No fue un sueño el ayer, cuando disfrutábamos de la compañía de familiares y amigos que ya no están con nosotros. En estos días nuestros recuerdos se transforman en rezos y flores, y llenamos los camposantos donde depositamos los restos sin vida de aquéllos que nos dieron el ser, se sacrificaron por nosotros, alegraron nuestros corazones y nos dieron calor y amor.
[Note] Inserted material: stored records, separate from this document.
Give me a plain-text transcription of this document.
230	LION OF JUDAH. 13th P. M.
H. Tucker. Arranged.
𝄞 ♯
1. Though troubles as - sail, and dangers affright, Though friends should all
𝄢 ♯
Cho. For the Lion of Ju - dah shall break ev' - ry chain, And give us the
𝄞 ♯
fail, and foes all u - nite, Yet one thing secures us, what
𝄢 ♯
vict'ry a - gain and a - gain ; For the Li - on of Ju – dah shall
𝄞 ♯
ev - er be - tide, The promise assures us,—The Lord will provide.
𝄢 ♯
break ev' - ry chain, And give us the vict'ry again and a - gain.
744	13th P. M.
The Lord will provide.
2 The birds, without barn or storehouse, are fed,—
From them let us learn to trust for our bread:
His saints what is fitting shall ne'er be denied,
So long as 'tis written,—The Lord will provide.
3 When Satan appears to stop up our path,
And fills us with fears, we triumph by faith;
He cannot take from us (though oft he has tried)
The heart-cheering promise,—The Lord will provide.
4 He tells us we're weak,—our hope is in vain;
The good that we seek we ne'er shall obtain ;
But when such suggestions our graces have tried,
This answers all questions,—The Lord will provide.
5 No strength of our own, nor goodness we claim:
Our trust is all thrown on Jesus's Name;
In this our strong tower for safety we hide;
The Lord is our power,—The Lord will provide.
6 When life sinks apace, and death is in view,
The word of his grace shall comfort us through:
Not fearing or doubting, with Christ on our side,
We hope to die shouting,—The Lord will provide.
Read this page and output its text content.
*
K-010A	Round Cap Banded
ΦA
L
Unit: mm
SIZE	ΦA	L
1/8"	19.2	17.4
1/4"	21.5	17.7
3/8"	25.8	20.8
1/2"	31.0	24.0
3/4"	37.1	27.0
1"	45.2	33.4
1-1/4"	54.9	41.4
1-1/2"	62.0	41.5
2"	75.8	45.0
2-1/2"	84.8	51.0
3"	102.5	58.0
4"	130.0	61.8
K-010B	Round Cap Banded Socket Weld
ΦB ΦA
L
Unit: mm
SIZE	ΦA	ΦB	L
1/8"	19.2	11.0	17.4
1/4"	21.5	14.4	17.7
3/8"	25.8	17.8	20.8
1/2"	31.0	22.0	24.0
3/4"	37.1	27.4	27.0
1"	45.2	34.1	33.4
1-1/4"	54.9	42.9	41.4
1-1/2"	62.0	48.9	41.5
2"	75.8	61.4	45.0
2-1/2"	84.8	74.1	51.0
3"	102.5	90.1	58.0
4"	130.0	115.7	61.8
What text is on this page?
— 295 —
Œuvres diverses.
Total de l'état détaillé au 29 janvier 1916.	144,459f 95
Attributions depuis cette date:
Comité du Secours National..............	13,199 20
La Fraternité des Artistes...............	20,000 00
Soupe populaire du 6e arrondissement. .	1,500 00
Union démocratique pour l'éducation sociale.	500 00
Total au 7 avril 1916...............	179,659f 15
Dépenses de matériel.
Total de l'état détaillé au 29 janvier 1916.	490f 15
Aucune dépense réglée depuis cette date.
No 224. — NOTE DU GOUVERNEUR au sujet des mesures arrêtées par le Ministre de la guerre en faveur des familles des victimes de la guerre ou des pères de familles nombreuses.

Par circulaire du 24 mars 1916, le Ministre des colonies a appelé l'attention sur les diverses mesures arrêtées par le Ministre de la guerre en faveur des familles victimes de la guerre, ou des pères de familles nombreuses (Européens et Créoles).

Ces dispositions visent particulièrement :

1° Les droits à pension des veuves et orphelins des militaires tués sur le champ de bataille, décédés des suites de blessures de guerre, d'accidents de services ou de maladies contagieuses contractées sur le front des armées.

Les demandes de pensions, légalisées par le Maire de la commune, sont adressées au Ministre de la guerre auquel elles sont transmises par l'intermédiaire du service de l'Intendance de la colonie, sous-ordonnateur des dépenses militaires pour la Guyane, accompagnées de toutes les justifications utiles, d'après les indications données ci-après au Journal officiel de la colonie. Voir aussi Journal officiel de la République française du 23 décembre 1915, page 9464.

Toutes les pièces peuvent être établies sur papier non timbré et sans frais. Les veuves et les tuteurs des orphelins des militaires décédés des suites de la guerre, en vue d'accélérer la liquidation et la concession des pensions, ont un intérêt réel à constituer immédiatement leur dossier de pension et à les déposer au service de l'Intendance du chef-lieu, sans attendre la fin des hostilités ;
Me he unido al ir y venir de los cacereños a las tumbas de los suyos y los míos, de los que estuvieron y ya no están con nosotros. Allí sentí que el ser de cada hombre, nuestra vida, es como la espuma del mar que al roce de la ventisca se desvanece y se apaga. Allí pregunté por la verdad de la vida y encontré que su principio no está en un vientre, ni su fin en un sepulcro. Estos no son más que instantes de una vida eterna. Mientras peregrinamos, la vida es como una brisa que se lleva cada sonrisa, cada suspiro de nuestros corazones y guarda el eco de cada palabra de amistad, de cada bien hecho con generosidad y de cada beso nacido del amor. Los ángeles cuentan cada lágrima que la aflicción vierte en nuestros ojos y escriben en el infinito la canción que la alegría va improvisando en nuestras sensibilidades. Los extravíos, que aquí llamamos debilidades, aparecerán mañana como un eslabón más de la vida del hombre. Los trabajos penosos, sin recompensas, serán pregoneros de nuestra gloria y las desgracias que soportamos, las aureolas de nuestro orgullo. Así es la dulce vida, bello y amable hábito del ser y del hacer. Donde todo nace, todo pasa y todo llega, como la onda arrastrándose en el océano, la hoja fugitiva a merced del viento, la aurora perdiéndose en la noche y el hombre en el misterio de la eternidad.